We tend to look at bold ideas and pragmatic elaborations. All in all, we focus on giving students a deeper understanding about sustainable design principles, however vague and frustrating the word ‘sustainability’ might be. We highly value awareness about our contexts, society, and certain dynamics, and then, on the other hand, we value care. This means putting care into the solutions that we're proposing, using design in a careful way. 

For us as a teacher team, the studio is our design project. It's important for us to have a certain mentality that thrives on constant exploration and experimentation, trying things out and learning as you go along. It's important that students don’t only focus on their progressions, but also put all their steps into context to understand how the things they did the previous week relate to the things they did before that, and what they learned in-between. It’s not only about looking forward, but also about looking back to inform the next steps. This attitude takes some pressure off the final result.  

The profession is constantly changing so much and so quickly that we're also pushing to learn how to learn. We constantly see a learning process as small steps of reflecting and staying up to date. I think that's inherent in the school model. Bringing in people from the field who have their own practices, who see teaching as something that is inspiring and interesting, but not their main source of income. This way, we teach students to be comfortable with constant change, which is the mentality that the curriculum our studio is based on. 

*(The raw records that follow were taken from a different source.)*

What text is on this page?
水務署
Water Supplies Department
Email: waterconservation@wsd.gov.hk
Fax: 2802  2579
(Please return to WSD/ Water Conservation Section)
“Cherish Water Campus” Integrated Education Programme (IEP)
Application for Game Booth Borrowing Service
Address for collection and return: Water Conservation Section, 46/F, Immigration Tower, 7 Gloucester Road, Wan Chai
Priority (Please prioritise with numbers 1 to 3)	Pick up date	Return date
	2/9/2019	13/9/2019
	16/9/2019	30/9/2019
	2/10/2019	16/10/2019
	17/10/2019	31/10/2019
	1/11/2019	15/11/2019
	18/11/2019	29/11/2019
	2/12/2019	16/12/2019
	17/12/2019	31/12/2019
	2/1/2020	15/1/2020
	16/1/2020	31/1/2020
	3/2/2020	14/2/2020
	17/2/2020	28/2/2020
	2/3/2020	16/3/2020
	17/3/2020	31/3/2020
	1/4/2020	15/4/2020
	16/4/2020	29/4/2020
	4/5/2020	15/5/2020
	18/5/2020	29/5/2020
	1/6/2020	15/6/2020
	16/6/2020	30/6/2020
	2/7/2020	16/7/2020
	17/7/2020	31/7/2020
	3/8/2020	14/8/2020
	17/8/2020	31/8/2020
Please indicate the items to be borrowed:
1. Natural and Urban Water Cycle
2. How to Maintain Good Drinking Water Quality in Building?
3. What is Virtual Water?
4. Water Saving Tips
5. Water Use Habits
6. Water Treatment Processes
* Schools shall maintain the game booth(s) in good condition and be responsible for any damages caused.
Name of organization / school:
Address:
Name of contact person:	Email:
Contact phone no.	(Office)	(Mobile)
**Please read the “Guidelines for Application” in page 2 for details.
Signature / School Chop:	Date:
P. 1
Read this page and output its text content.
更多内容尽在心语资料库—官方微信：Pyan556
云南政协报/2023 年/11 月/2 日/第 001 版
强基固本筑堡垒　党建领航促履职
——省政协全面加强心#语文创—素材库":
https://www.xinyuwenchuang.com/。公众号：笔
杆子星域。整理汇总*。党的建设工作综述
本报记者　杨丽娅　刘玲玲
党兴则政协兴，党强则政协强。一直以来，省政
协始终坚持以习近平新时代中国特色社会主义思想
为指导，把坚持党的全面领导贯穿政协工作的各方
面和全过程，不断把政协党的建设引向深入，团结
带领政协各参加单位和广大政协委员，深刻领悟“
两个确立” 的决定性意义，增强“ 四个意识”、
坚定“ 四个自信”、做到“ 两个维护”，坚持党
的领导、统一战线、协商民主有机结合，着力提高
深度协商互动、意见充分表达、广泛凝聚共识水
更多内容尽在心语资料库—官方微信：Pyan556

In the first semester, we always work with a partner because we think it's important that students are confronted with people who don't have a design related background. For example, last semester, we worked with somebody who has a farm in Ghent which the students went to and explored. They made groups and coordinated their collective research, which was then used as the fundament for individual projects. Here, everything was structured around the seasons of spring, summer, autumn, winter, and there was a constant dialog with the people of the farm. Talking to people, doing experiments at the location with a partner, moving out of the design bubble, that's very important. 

I think that it’s very important to be moving, getting in touch and seeing how autonomous practices can look like and how they can operate. Practices might look different today than they did before. What I'm designing might no longer be a product, a publication or a website, it might actually be all of that together. So, it becomes important that designers get an understanding of certain basic rules and that they are able to apply these to different media, even to music. I think it’s important that designers can detect certain patterns, and translate them from music to sculpture, from sculpture to graphics – because our tools have changed. Before, tools were very specific to a profession and discipline. The photographer had a very expensive camera, the filmmaker had a very expensive editing table and so on, but now we have relatively cheap tools with which to do everything, and that changes the skill set that is needed, so it's much more about recognising and applying general patterns, rather than fostering one very specific skill. Design is more about mentality.